153 views Asked by At

I have 1M records in my db with such schema:

schema embeddings {
  document embeddings {
    field id type int {}
    field text_embedding type tensor<double>(d0[960]) {
      indexing: attribute | index
      attribute {
        distance-metric: euclidean
      }
      index {
          hnsw {
              max-links-per-node: 16
              neighbors-to-explore-at-insert: 100
          }
      }
    }
  }

  rank-profile closeness {
    num-threads-per-search:1
    inputs {
      query(query_embedding) tensor<double>(d0[960])
    }
    first-phase {
      expression: closeness(field, text_embedding)
    }
  }
}

My query for finding the nearest neighbors looks like this:

body = {
    'yql': 'select * from embeddings where ({approximate:true, targetHits:100} nearestNeighbor(text_embedding, query_embedding));',
    "hits":100,
    'input': {
        'query(query_embedding)': [...],
    },
    "ranking": {
        "profile": "closeness",
        "softtimeout": {
            "enable": false
        }
    }
}

For some reasons, for certain vectors the number of results is smaller, than targetHits. Changing timeouts does not help.
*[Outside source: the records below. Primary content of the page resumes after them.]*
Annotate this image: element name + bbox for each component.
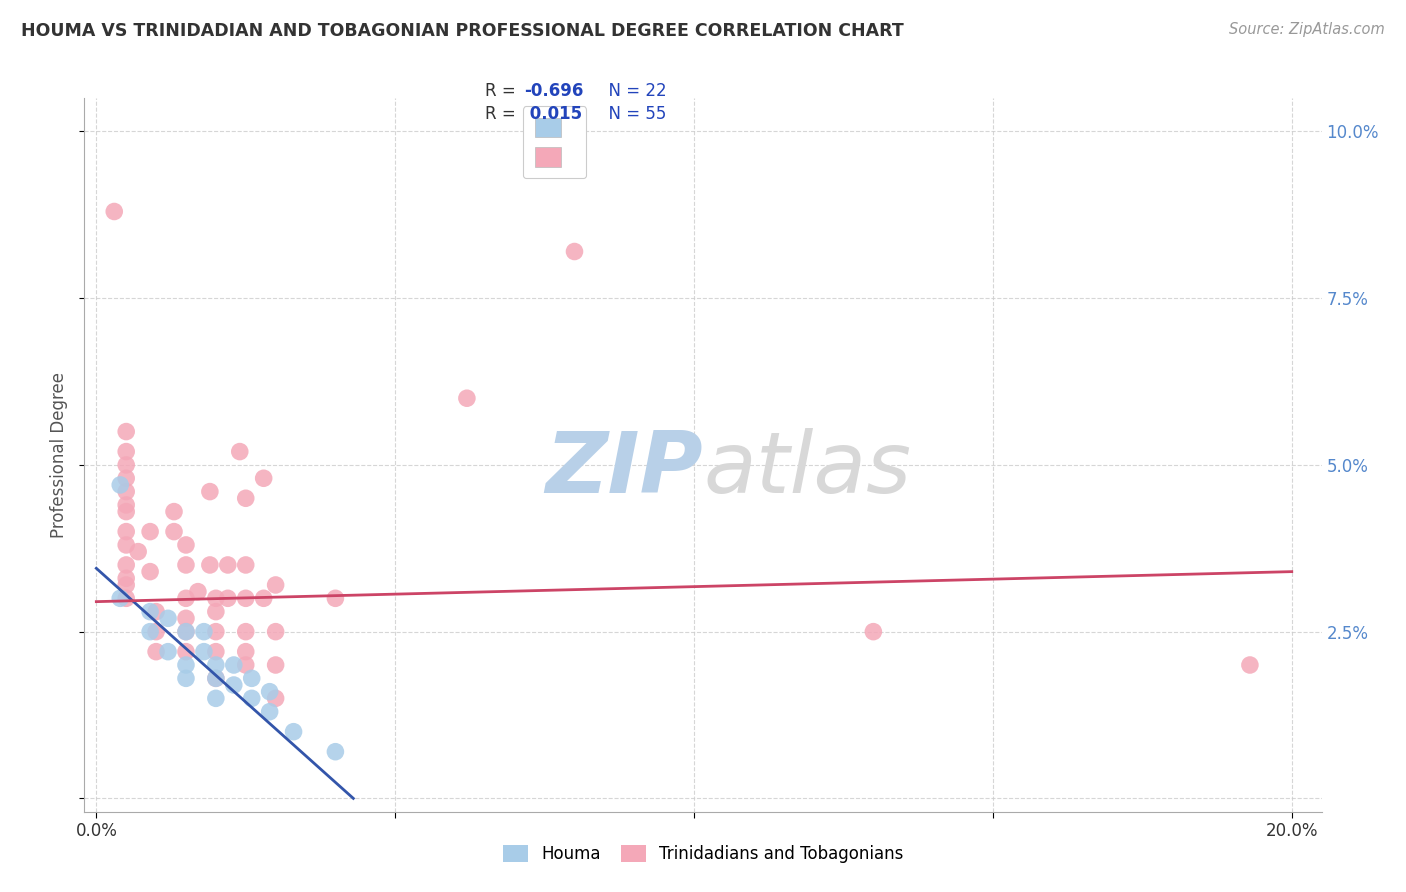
Point — [222, 678, 245, 692]
Point — [325, 591, 347, 606]
Point — [222, 658, 245, 673]
Point — [157, 611, 180, 625]
Point — [193, 645, 215, 659]
Point — [145, 624, 167, 639]
Point — [205, 591, 228, 606]
Point — [205, 671, 228, 685]
Point — [145, 645, 167, 659]
Text: ZIP: ZIP — [546, 427, 703, 511]
Text: atlas: atlas — [703, 427, 911, 511]
Point — [174, 591, 197, 606]
Point — [205, 691, 228, 706]
Point — [193, 624, 215, 639]
Y-axis label: Professional Degree: Professional Degree — [51, 372, 69, 538]
Point — [115, 578, 138, 592]
Point — [235, 491, 257, 506]
Point — [235, 658, 257, 673]
Point — [240, 691, 263, 706]
Point — [205, 605, 228, 619]
Point — [115, 591, 138, 606]
Point — [115, 571, 138, 585]
Point — [187, 584, 209, 599]
Point — [115, 558, 138, 572]
Point — [259, 705, 281, 719]
Point — [240, 671, 263, 685]
Point — [115, 425, 138, 439]
Point — [115, 471, 138, 485]
Point — [174, 645, 197, 659]
Point — [174, 624, 197, 639]
Point — [139, 524, 162, 539]
Point — [253, 471, 276, 485]
Point — [163, 524, 186, 539]
Text: HOUMA VS TRINIDADIAN AND TOBAGONIAN PROFESSIONAL DEGREE CORRELATION CHART: HOUMA VS TRINIDADIAN AND TOBAGONIAN PROF… — [21, 22, 904, 40]
Point — [229, 444, 252, 458]
Point — [283, 724, 305, 739]
Point — [139, 565, 162, 579]
Point — [259, 684, 281, 698]
Text: -0.696: -0.696 — [524, 82, 583, 100]
Point — [862, 624, 884, 639]
Text: R =: R = — [485, 105, 522, 123]
Point — [127, 544, 149, 558]
Point — [174, 671, 197, 685]
Point — [174, 658, 197, 673]
Point — [205, 645, 228, 659]
Point — [145, 605, 167, 619]
Point — [157, 645, 180, 659]
Point — [139, 624, 162, 639]
Point — [115, 458, 138, 472]
Point — [217, 591, 239, 606]
Point — [205, 624, 228, 639]
Text: N = 55: N = 55 — [598, 105, 666, 123]
Text: 0.015: 0.015 — [524, 105, 582, 123]
Point — [325, 745, 347, 759]
Point — [205, 671, 228, 685]
Point — [115, 444, 138, 458]
Point — [1239, 658, 1261, 673]
Point — [235, 624, 257, 639]
Point — [115, 524, 138, 539]
Point — [264, 578, 287, 592]
Point — [264, 624, 287, 639]
Point — [217, 558, 239, 572]
Point — [174, 538, 197, 552]
Legend: Houma, Trinidadians and Tobagonians: Houma, Trinidadians and Tobagonians — [495, 837, 911, 871]
Point — [115, 498, 138, 512]
Point — [235, 558, 257, 572]
Point — [564, 244, 586, 259]
Point — [115, 484, 138, 499]
Point — [198, 558, 221, 572]
Point — [115, 505, 138, 519]
Point — [235, 591, 257, 606]
Point — [139, 605, 162, 619]
Text: R =: R = — [485, 82, 522, 100]
Point — [110, 591, 132, 606]
Text: Source: ZipAtlas.com: Source: ZipAtlas.com — [1229, 22, 1385, 37]
Point — [235, 645, 257, 659]
Text: N = 22: N = 22 — [598, 82, 666, 100]
Point — [456, 391, 478, 405]
Point — [253, 591, 276, 606]
Point — [174, 624, 197, 639]
Point — [198, 484, 221, 499]
Point — [174, 611, 197, 625]
Point — [163, 505, 186, 519]
Point — [115, 538, 138, 552]
Point — [110, 478, 132, 492]
Point — [205, 658, 228, 673]
Point — [174, 558, 197, 572]
Point — [103, 204, 125, 219]
Point — [264, 691, 287, 706]
Point — [264, 658, 287, 673]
Here is coverage section from the response:

"id": "toplevel",
"relevance": 1.0,
"fields": {
    "totalCount": 39
},
"coverage": {
    "coverage": 100,
    "documents": 1000000,
    "full": true,
    "nodes": 1,
    "results": 1,
    "resultsFull": 1
},

Is there any way to receive exactly (or at least not less than) targetHits results (obviously there are enough results, since the closeness can be calculated for any other vector in the db)?

1

There are 1 answers

2
Jo Kristian Bergum On

When you ask for targetHits:100, Vespa will expose that to the first-phase ranking phase, per content node. If it does not, then we would be very interested in how to reproduce. That is best done by creating a issue over at github vespa-engine/vespa. There is also support for dropping hits in first-phase ranking using rank-score-drop-limit, which can reduce the result set and totalCount. This does not seem to be enabled here.

The hits parameter (or limit in YQL) controls how many hits are returned in the response.

Vespa's default timeout is 500ms, and if your system is heavily overloaded (or using exact search with approximate:false), you might see soft-timeouts where Vespa returns a partial result. This situation is reflected in the returned result coverage element.